J'aborderai mon propos par l'ISF et le bouclier fiscal avant de faire un parallèle avec l'impôt sur le revenu. D'un point de vue pragmatique, il convient de constater que nos voisins ont supprimé, ou n'ont jamais mis en place, d'impôt sur la fortune. Ils représentent ainsi autant de terres d'accueil à nos portes pour nos concitoyens qui souhaitent délocaliser leur patrimoine. Si cette délocalisation est compliquée pour les « smicards de l'ISF », c'est-à-dire les personnes dont le patrimoine, essentiellement immobilier, peut être estimé entre un et deux millions d'euros, elle est relativement aisée pour les gros patrimoines constitués à 80 % par des supports financiers. La France ne peut pas rester le « dernier des Mohicans ».
S'agissant de la mise en place, en 2006, du bouclier fiscal, il convient également d'être lucide sur la signification du plafonnement de l'impôt à 50 % des revenus : de quels revenus parle-t-on ? Du revenu effectivement perçu ? Du revenu déclaré ? Du revenu imposable ? Il y a quelques années, j'ai écrit un article qui s'intitulait : « la France, nouvel eldorado fiscal ». Je prenais l'exemple d'une personne de 70 ans ayant aliéné à titre onéreux son patrimoine pour encaisser une rente : sur un revenu réel de 100, cette personne a un revenu taxé à 30 et son bouclier est à 15, soit 15 % de son revenu réel !

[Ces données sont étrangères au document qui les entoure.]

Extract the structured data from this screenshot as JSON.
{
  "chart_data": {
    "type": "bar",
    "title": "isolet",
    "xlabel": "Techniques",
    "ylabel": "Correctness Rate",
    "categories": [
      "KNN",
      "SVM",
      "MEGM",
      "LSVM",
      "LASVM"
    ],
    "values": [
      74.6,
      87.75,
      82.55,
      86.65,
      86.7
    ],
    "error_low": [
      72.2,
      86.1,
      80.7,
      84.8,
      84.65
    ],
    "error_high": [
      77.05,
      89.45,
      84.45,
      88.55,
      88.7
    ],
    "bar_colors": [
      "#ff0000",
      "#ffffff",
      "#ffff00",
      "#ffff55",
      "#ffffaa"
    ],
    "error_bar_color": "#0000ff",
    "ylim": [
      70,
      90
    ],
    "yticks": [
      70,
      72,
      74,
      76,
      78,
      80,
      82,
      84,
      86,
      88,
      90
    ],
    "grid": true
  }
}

Dans un autre article relatif à la stratégie patrimoniale, j'ai démontré qu'un contribuable, ancien chef d'entreprise qui avait vendu son activité pouvait diminuer considérablement son taux d'imposition : schématiquement, en percevant 300 000 euros, il pouvait réduire sa base imposable à hauteur de 76 000 euros et donc payer un montant d'impôt maximal de 38 000 euros, soit 12,7 % de ses revenus réels : on est loin des 50 % ! Pas un seul pays en Europe n'offre un mécanisme aussi efficace ! De surcroît, ces stratégies sont réservées à ceux qui ont d'importants patrimoines financiers et immobiliers, et donc à ceux qui n'ont pas d'activité. In fine, le bouclier fiscal est un mauvais mécanisme qui privilégie ceux qui ne travaillent pas.
Pour l'ensemble de ces raisons, l'ISF et le bouclier fiscal devraient être supprimés. Au demeurant, ne nous faisons pas d'illusions ; le détricotage du bouclier a déjà commencé. L'instabilité fiscale étant ce qu'elle est en France, les personnes qui ont su profiter du bouclier ont d'ores et déjà compris que sa pérennité était remise en cause et ont modifié leur stratégie patrimoniale.
La suppression de ces dispositifs pose la question des contreparties, même si le rendement de l'ISF n'est pas très important, à peine 3,5 milliards d'euros.